2. Read the best practices and usage instructions provided in the README file.
3. Ensure compatibility of the package with your project requirements.
4. Implement the package according to the guidelines specified in the documentation.

## Workflows

### Retrieving package guidelines
- Use the `mcp_nuget_get-latest-package-version` tool to find the latest version of
  the NuGet package you are interested in.
- Use the `mcp_nuget_get-package-readme` tool to fetch the README.md file of the NuGet package.
- Review the README.md file to understand the package's purpose, installation
  instructions, usage examples, and any other relevant information.

Wrapping up

Back to the Serilog example: the outcome is fundamentally different. Instead of confidently returning an outdated guess, the model queries the NuGet MCP server for the current version, checks the README for current guidance, and proposes an implementation based on today’s reality.

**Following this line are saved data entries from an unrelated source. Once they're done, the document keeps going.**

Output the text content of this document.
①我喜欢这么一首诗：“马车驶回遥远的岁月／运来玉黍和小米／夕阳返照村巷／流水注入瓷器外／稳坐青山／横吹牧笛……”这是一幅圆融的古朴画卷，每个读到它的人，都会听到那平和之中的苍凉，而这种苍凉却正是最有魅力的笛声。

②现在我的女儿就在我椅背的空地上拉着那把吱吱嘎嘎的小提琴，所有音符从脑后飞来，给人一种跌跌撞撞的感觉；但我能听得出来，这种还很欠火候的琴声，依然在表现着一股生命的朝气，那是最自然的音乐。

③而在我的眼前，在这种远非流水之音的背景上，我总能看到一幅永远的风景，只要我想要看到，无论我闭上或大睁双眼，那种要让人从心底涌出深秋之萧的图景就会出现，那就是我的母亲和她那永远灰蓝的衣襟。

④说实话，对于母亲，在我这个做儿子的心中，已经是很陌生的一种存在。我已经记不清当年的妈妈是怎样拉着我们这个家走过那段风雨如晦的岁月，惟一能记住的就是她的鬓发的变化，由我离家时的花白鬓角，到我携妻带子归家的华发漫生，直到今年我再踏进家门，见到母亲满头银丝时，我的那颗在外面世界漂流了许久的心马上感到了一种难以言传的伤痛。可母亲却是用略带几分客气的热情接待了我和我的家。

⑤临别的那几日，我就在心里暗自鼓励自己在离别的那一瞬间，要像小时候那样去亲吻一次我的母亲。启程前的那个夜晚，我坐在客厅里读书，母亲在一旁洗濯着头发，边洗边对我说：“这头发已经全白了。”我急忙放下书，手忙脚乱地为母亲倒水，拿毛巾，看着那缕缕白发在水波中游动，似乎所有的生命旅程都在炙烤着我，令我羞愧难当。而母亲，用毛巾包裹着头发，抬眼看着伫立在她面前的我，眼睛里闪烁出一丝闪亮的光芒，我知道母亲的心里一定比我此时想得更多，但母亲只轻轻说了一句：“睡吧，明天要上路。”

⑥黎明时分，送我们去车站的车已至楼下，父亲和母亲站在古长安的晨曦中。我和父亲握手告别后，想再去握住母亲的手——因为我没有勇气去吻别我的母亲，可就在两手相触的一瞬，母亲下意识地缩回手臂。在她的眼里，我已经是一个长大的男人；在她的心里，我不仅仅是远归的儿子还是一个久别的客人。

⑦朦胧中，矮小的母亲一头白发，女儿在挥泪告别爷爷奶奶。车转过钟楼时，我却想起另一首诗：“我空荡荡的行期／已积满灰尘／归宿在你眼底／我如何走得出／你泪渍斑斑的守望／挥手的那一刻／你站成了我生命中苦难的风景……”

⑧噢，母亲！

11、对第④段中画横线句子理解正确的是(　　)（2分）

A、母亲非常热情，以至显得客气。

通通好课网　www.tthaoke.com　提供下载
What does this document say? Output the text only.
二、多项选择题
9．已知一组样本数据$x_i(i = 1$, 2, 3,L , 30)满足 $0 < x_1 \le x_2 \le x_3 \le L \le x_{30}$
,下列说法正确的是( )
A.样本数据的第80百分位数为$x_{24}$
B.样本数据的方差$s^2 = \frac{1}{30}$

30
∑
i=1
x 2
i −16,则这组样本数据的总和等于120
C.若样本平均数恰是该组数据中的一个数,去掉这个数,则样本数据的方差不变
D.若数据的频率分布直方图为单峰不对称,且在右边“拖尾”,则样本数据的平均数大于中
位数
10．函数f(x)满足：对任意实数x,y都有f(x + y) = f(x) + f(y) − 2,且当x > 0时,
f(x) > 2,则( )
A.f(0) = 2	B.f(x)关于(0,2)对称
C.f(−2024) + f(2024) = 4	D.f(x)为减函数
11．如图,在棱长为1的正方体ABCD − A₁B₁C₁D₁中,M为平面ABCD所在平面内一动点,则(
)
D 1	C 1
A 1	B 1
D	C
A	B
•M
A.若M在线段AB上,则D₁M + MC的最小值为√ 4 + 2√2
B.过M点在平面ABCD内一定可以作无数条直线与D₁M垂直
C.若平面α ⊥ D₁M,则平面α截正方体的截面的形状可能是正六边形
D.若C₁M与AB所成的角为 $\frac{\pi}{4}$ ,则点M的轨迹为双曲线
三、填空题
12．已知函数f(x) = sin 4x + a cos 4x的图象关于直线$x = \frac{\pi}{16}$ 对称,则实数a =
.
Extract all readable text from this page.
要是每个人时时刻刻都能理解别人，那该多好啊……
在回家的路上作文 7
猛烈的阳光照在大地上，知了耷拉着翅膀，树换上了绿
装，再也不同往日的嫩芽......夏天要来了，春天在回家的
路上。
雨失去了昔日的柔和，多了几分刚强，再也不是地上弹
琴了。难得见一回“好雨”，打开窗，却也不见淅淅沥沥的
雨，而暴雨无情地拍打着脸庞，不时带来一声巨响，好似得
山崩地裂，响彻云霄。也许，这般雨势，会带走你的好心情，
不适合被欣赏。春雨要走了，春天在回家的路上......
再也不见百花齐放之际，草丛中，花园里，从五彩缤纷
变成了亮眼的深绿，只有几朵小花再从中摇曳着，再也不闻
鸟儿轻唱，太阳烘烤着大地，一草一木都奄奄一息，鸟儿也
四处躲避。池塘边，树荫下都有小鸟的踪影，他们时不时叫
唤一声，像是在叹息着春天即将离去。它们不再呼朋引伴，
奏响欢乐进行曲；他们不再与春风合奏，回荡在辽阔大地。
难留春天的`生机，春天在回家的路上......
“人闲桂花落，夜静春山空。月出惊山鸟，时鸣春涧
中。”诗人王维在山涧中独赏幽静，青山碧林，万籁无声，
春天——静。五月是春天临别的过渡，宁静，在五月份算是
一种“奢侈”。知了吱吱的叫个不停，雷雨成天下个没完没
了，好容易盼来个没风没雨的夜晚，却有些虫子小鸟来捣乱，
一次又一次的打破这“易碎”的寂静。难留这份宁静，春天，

This is not a one-time migration. It is an architectural decision: move volatile facts out of model memory and into live, verifiable tool calls.

Over time, some of that knowledge may become stable enough to absorb into training. But for package ecosystems, reality changes too quickly for static recall to stay trustworthy.

That is exactly why package management is such a strong proving ground for MCP. It exposes the limits of pure recall and demonstrates a more reliable pattern:

  • Keep the model focused on intent and reasoning.
  • Delegate volatile facts to live systems.